O surto foi reconhecido pela Organização Mundial de Saúde (OMS) como pandemia em 11/3/2020. No Brasil, foi sancionada a Lei 13.979/20, que já considerava a covid-19 uma pandemia e estabeleceu medidas de combate ao novo coronavírus, assim como regulamentou a entrada no país de pessoas com suspeita de contaminação.
A dispersão desse agente infeccioso por todo o planeta, além de inegavelmente impactar a saúde e até mesmo a vida de diversos indivíduos, traz também lógicos impactos econômicos, sentidos, em maior ou menor grau, em todos os países e na vida de cada um de seus cidadãos.
Nesse sentido, podemos falar, por exemplo, em diminuição da capacidade produtiva das indústrias, na restrição de funcionamento de diversos estabelecimentos comerciais e também na própria redução da capacidade geral de consumo; circunstâncias essas que certamente levarão a algumas consequências nefastas, como por exemplo a possível falência ou encerramento de empresas, o aumento do desemprego, dentre outras.
Há, ainda, evidente possibilidade de impacto nas relações privadas (ou contratos), em especial naqueles de execução continuada, como por exemplo a locação. Parece razoável imaginar que, no momento em que uma avença locatícia foi firmada, as partes contavam com uma determinada capacidade financeira para honrar com seus compromissos (no caso do locatário, essencialmente, o pagamento do aluguel); todavia, em virtude dos impactos econômicos trazidos pela pandemia, podem se ver, de uma hora para a outra, impossibilitados de honrar, total ou parcialmente, com seus compromissos.
Claramente perceptível, portanto, nesse caso, a ocorrência de conflitos decorrentes dessa nova situação, que é superveniente à assinatura da locação original, com possibilidade de ocasionar inúmeros impactos econômicos e sociais, casos esses locatários venham a ser despejados por falta de pagamento de alugueis, por exemplo. Mostra-se necessária, portanto, uma resposta jurídica e legal a essa nova realidade.
No que tange à locação urbana – aí abrangidas as residenciais e comerciais – cumpre esclarecer que já tramita no Congresso Nacional o Projeto de Lei nº 1179/2020 que visa endereçar a questão nesses tempos da pandemia. Esse projeto prevê justamente a possibilidade de resilição, resolução e revisão de contratos, especificamente quanto às locações, prevê ainda a impossibilidade temporária de concessão de liminar para desocupação de imóvel em ação de despejo.

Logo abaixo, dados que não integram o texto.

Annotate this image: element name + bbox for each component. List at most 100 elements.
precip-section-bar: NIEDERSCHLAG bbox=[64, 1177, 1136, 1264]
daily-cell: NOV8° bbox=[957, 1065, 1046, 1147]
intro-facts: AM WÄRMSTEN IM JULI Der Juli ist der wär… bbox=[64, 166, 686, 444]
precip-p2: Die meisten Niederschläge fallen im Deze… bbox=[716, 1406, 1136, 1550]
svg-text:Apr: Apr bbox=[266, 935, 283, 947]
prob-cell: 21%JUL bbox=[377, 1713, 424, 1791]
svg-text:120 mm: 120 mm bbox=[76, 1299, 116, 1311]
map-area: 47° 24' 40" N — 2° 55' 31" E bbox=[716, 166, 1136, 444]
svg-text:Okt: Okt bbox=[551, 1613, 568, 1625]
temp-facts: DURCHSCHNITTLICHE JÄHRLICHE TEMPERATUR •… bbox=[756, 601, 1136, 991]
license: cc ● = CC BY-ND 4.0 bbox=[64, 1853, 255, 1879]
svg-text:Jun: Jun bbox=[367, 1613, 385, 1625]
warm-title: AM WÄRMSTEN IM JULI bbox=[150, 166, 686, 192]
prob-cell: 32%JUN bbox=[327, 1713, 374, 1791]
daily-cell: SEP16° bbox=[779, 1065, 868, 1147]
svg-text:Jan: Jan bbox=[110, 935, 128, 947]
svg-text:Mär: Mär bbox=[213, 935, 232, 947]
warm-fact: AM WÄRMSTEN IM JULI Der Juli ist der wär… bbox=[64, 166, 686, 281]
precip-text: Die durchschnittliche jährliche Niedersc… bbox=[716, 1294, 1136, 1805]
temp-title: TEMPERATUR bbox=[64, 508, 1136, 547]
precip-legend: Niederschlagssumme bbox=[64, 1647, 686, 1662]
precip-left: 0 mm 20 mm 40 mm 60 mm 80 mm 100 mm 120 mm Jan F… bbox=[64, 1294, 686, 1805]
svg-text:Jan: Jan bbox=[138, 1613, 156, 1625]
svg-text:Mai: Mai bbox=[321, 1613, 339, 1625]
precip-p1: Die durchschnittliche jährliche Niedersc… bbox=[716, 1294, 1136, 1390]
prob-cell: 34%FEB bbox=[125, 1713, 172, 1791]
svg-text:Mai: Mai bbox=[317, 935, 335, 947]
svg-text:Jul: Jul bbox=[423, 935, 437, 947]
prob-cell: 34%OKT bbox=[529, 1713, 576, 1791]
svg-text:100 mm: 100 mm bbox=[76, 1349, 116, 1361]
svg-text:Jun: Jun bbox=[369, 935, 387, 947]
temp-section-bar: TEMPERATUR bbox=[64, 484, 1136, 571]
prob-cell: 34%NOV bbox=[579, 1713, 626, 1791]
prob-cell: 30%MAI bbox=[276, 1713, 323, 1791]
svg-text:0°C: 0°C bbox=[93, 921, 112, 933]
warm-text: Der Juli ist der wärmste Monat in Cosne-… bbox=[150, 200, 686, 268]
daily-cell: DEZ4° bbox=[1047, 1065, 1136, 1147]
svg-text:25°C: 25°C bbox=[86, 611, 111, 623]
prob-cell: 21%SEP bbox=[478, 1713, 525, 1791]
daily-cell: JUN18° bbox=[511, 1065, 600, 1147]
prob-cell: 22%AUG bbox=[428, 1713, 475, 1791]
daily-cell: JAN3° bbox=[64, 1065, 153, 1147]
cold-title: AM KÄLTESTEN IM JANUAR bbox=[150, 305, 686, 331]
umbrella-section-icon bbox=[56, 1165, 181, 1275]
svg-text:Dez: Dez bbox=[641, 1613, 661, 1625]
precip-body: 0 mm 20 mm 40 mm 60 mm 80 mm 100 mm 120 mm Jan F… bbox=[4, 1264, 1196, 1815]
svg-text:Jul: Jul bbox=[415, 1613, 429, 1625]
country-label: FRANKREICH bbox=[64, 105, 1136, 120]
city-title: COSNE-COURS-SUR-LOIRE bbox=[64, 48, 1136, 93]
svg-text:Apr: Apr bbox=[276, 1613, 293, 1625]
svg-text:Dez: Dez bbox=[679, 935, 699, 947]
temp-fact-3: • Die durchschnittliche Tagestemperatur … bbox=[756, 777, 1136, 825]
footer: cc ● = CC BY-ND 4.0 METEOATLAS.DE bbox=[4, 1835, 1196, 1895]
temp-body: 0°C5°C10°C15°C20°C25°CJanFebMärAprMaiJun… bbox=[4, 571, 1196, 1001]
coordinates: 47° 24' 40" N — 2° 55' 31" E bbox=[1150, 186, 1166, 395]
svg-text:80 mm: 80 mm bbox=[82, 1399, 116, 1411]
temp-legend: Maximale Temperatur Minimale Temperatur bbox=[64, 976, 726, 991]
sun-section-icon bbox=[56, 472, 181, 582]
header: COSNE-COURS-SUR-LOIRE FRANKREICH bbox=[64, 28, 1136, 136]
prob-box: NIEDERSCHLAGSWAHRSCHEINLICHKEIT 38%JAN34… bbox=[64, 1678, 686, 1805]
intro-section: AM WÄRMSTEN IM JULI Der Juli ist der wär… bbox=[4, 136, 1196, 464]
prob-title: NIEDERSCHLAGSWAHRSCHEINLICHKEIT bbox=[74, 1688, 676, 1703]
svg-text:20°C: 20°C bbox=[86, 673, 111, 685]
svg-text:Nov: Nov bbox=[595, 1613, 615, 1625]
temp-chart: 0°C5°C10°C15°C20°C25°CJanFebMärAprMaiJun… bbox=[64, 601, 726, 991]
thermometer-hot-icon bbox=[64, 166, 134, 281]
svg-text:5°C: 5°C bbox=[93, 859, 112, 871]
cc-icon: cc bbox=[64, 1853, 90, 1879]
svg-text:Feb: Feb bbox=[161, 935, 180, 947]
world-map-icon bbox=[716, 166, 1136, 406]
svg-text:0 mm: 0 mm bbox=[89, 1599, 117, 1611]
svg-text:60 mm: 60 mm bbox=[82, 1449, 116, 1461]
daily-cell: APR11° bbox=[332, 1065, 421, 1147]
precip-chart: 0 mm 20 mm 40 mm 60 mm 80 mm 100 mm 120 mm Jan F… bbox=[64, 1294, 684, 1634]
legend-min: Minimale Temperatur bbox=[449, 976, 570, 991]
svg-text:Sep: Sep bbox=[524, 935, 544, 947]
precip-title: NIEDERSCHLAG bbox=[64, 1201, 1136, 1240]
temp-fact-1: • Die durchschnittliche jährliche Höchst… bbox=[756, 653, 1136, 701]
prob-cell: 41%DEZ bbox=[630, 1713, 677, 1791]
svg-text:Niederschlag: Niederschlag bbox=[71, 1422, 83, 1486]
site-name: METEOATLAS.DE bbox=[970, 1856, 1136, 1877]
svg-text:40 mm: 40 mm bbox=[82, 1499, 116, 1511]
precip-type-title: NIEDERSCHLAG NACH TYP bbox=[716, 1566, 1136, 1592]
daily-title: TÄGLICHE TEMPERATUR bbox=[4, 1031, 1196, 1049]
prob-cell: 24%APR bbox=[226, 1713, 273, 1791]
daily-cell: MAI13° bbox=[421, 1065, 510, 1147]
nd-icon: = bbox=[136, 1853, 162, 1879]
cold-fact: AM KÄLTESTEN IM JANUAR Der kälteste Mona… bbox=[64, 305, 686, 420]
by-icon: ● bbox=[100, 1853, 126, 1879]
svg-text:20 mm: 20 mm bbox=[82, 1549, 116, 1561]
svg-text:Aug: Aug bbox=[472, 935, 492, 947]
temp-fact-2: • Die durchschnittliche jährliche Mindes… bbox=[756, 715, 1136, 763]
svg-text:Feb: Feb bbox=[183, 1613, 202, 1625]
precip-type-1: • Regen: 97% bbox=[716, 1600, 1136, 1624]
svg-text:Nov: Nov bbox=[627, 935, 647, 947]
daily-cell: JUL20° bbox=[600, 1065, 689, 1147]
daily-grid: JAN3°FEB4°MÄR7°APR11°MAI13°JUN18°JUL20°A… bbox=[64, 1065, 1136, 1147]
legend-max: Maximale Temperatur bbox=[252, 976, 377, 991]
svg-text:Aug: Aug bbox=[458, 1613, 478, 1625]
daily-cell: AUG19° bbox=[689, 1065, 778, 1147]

É certo, porém, que tal projeto ainda não foi aprovado, o que faz com que, aparentemente, estejamos enfrentando uma situação de vácuo legislativo.
No entanto, já há dispositivos legais plenamente vigentes que podem (e devem) ser aplicáveis à readequação dessas novas realidades enfrentadas pelas partes componentes da relação locatícia, decorrentes exatamente da ocorrência da pandemia de Covid-19 – a qual pode ser inclusive denominada como exemplo clássico de situação de força maior, totalmente imprevisível, que autoriza o uso da chamada Teoria da Imprevisão.
Assim, pode-se chamar a atenção para o que dispõe o artigo 317 do Código Civil, que expressamente admite a possibilidade de correção do valor da prestação pela via judicial, sempre que sobrevier desproporção manifesta entre o valor da prestação estabelecida contratualmente e o do momento de sua execução (ou pagamento). Trata-se de modalidade clássica de revisão contratual, a qual é perfeitamente adequável às locações que tiveram suas condições de execução modificadas por alteração na condição econômica do contratante em decorrência das consequências da pandemia.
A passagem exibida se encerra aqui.